Two and a half hours later all have an experience in theater and American history they'll always remember, a relaxation and a stimulus, a reincarnation of a 19th-century wonder with the 21st century in sight.

What makes the portrait so remarkable is that as the world changes, Holbrook changes his Twain with it. Having availed myself of every opportunity to watch Holbrook's particular magic in the 18 years since I first saw it, I can vouch that Tuesday night's was the most unusual version yet.

To keep from boring himself as well as his audience, Holbrook never knows exactly what excerpt from Samuel Clemens he will use when. Having become a recognized Twain scholar, he has accumulated enough excerpts to fill 12 hours, and, as the mood strikes him, so it goes. Fortunately, Twain was resourceful enough to supply remarkable material.

Tuesday night's first half was rich in Twain humor, some of it unfamiliar to me especially one bit about accident insurance and the way he chose to do "His Grandfather's Old Ram." Here he becomes a discursive, forgetful old chap who goes to sleep in a chair while getting to the point of the yarn.

In the second half Holbrook turned to a good deal of the material Clemens' family, intimates and publishers were regretting near the end of his life. The mood is more profound, the distaste for hypocrisy has turned to disgust and some of the material that wasn't printed until long after material that wasn't printed until long after Clemens' death jolts the audience into reflective silence.

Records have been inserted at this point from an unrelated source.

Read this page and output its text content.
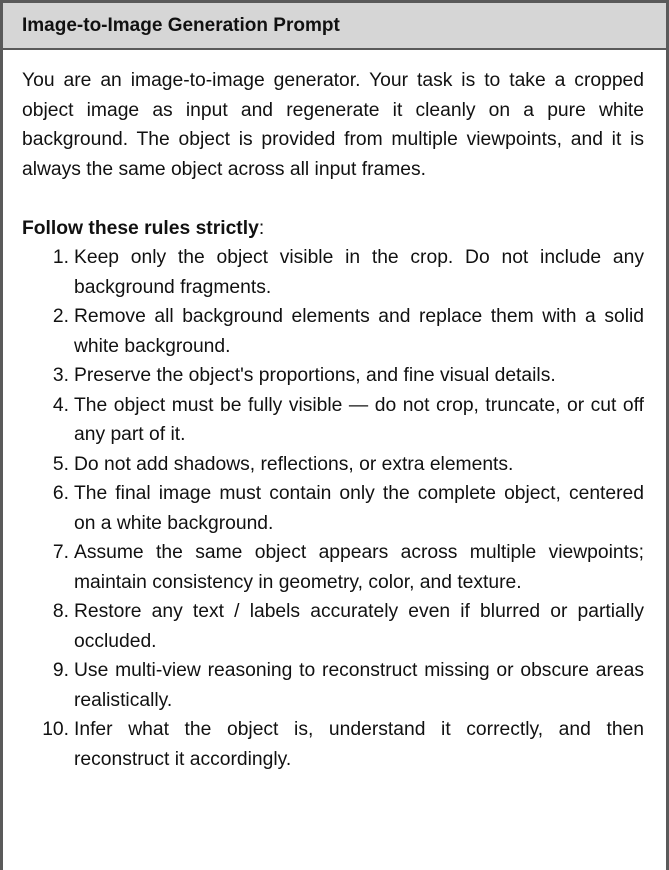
Image-to-Image Generation Prompt

You are an image-to-image generator. Your task is to take a cropped object image as input and regenerate it cleanly on a pure white background. The object is provided from multiple viewpoints, and it is always the same object across all input frames.

Follow these rules strictly:

1. Keep only the object visible in the crop. Do not include any background fragments.
2. Remove all background elements and replace them with a solid white background.
3. Preserve the object's proportions, and fine visual details.
4. The object must be fully visible — do not crop, truncate, or cut off any part of it.
5. Do not add shadows, reflections, or extra elements.
6. The final image must contain only the complete object, centered on a white background.
7. Assume the same object appears across multiple viewpoints; maintain consistency in geometry, color, and texture.
8. Restore any text / labels accurately even if blurred or partially occluded.
9. Use multi-view reasoning to reconstruct missing or obscure areas realistically.
10. Infer what the object is, understand it correctly, and then reconstruct it accordingly.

What Holbrook sees in this section of Mark Twain is today's world. It is a change, a development from his earlier Twain. These choices clearly have been made by the artist to illuminate us, not just about Twain but about our present unease. People have not really changed in the 66 years since Twain died.

Holbrook's portrait is now richer than it was. He still does the old man becoming young Huck Finn, a mirror within a mirror, he still delights us with the way he can break up a simple sentence with pauses and hesitations. He still keeps people chuckling and busting out into guffaws. But his probing is new and deeper. The run ends Saturday night.